3. Where does it form?
    One finds rock salt deposits ringing dry lake beds, inland marginal seas, and enclosed bays and estuaries in arid     regions of the world. At various times in the geologic past, very large bodies of water (such as the Mediterranean Sea and     an old ocean that sat where the Atlantic Ocean sits now) also evaporated and made enormous deposits of rock salt.     These deposits were later burried by marine sediments, but since halite is less dense than the materials that make up     the overlying sediments, the salt beds often "punched up" through the sediments to create dome-like structures. These     are now mostly burried by additional sediments.

4. What is it used for?
    Table salt is essential for human life. A large amount of the comercially mined rock salt is prepared for human     consumption. Rock salt is also applied to road beds in cold climates to help reduce the freezing point of water on the     road, thereby allowing it to not freeze-over at 0 deg. C (although I have no first-hand knowledge of this since I live in     Hawaii).

5. Why is it important?
    As I mentioned above, Table salt is essential for human life.  
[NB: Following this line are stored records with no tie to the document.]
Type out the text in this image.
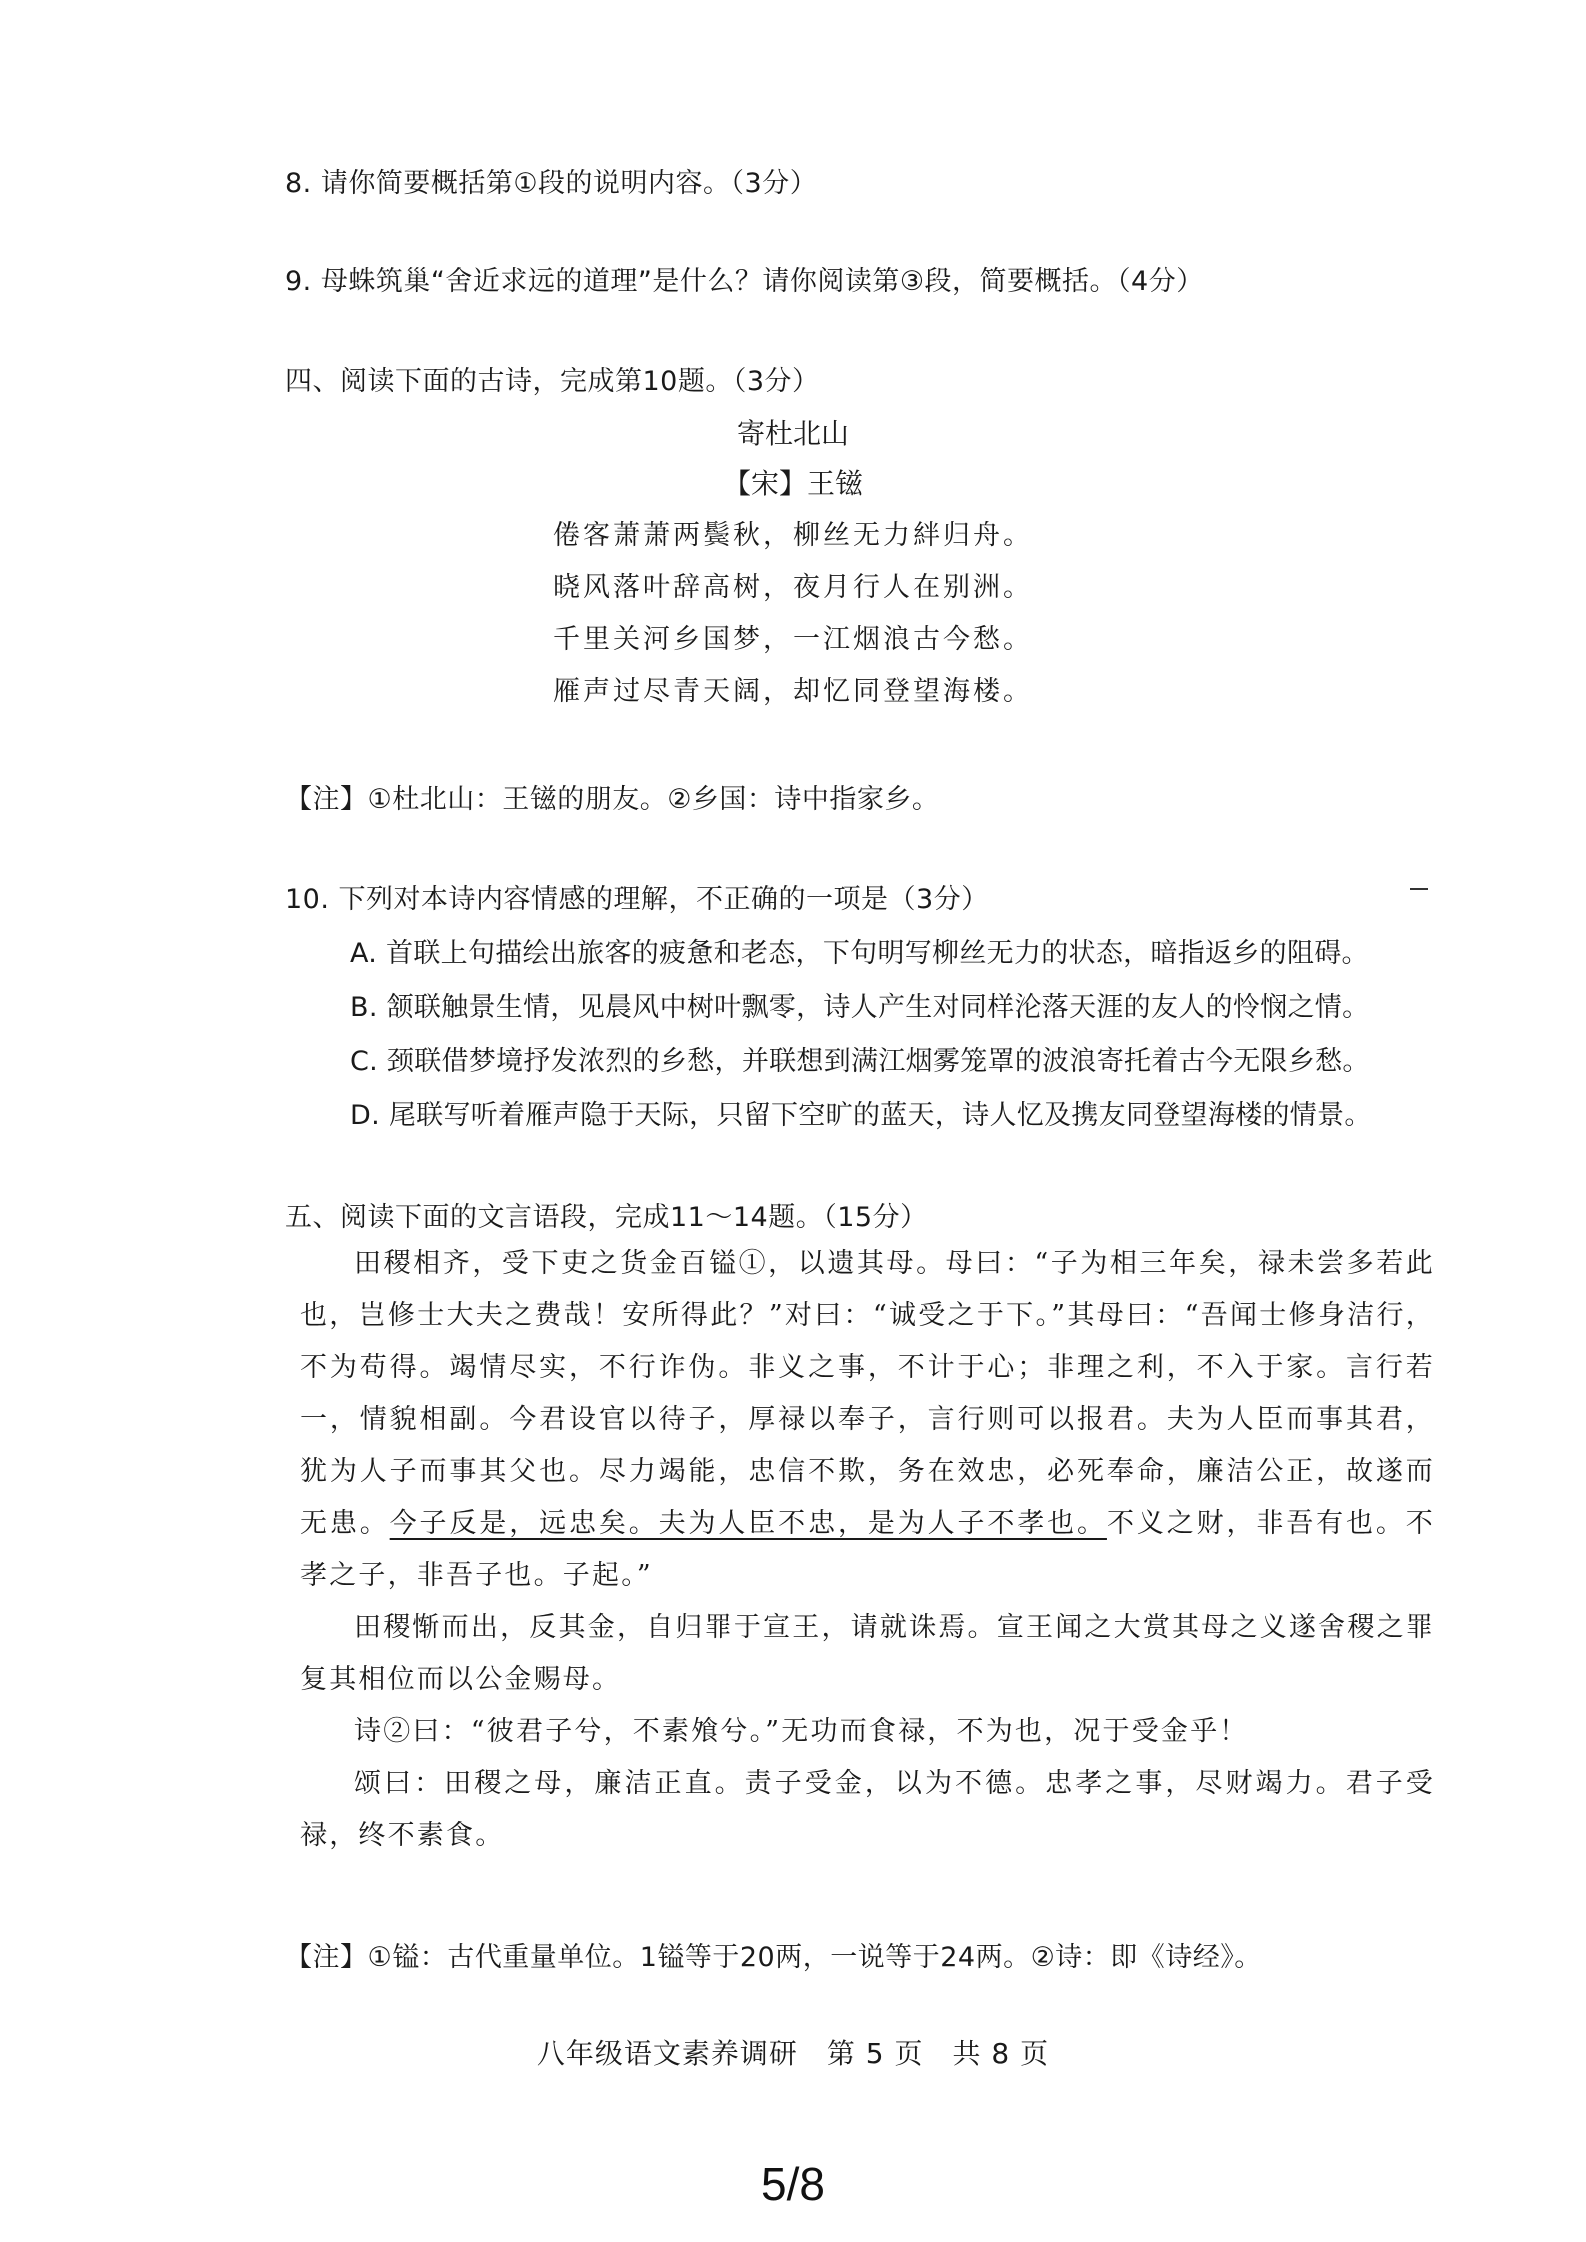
8. 请你简要概括第①段的说明内容。（3分）
9. 母蛛筑巢“舍近求远的道理”是什么？请你阅读第③段，简要概括。（4分）
四、阅读下面的古诗，完成第10题。（3分）
寄杜北山
【宋】王镃
倦客萧萧两鬓秋，柳丝无力絆归舟。
晓风落叶辞高树，夜月行人在别洲。
千里关河乡国梦，一江烟浪古今愁。
雁声过尽青天阔，却忆同登望海楼。
【注】①杜北山：王镃的朋友。②乡国：诗中指家乡。
10. 下列对本诗内容情感的理解，不正确的一项是（3分）
A. 首联上句描绘出旅客的疲惫和老态，下句明写柳丝无力的状态，暗指返乡的阻碍。
B. 颔联触景生情，见晨风中树叶飘零，诗人产生对同样沦落天涯的友人的怜悯之情。
C. 颈联借梦境抒发浓烈的乡愁，并联想到满江烟雾笼罩的波浪寄托着古今无限乡愁。
D. 尾联写听着雁声隐于天际，只留下空旷的蓝天，诗人忆及携友同登望海楼的情景。
五、阅读下面的文言语段，完成11～14题。（15分）

田稷相齐，受下吏之货金百镒①，以遗其母。母曰：“子为相三年矣，禄未尝多若此也，岂修士大夫之费哉！安所得此？”对曰：“诚受之于下。”其母曰：“吾闻士修身洁行，不为苟得。竭情尽实，不行诈伪。非义之事，不计于心；非理之利，不入于家。言行若一，情貌相副。今君设官以待子，厚禄以奉子，言行则可以报君。夫为人臣而事其君，犹为人子而事其父也。尽力竭能，忠信不欺，务在效忠，必死奉命，廉洁公正，故遂而无患。今子反是，远忠矣。夫为人臣不忠，是为人子不孝也。不义之财，非吾有也。不孝之子，非吾子也。子起。”

田稷惭而出，反其金，自归罪于宣王，请就诛焉。宣王闻之大赏其母之义遂舍稷之罪复其相位而以公金赐母。

诗②曰：“彼君子兮，不素飧兮。”无功而食禄，不为也，况于受金乎！

颂曰：田稷之母，廉洁正直。责子受金，以为不德。忠孝之事，尽财竭力。君子受禄，终不素食。

【注】①镒：古代重量单位。1镒等于20两，一说等于24两。②诗：即《诗经》。
八年级语文素养调研　第 5 页　共 8 页
5/8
    In addition, the formation of Rock Salt deposits from the world's oceans is the major mechanism through which the     Ocean's can regulate their NaCl. content, thereby not becoming "overly" salty.  
    Salt formations are also important in the rock record because they form one of the most important "traps" for petroleum in     the crust. Geologists often use a variety of techniques to try and locate salt domes in the subsurface when they are     exploring for new oil and gas resources.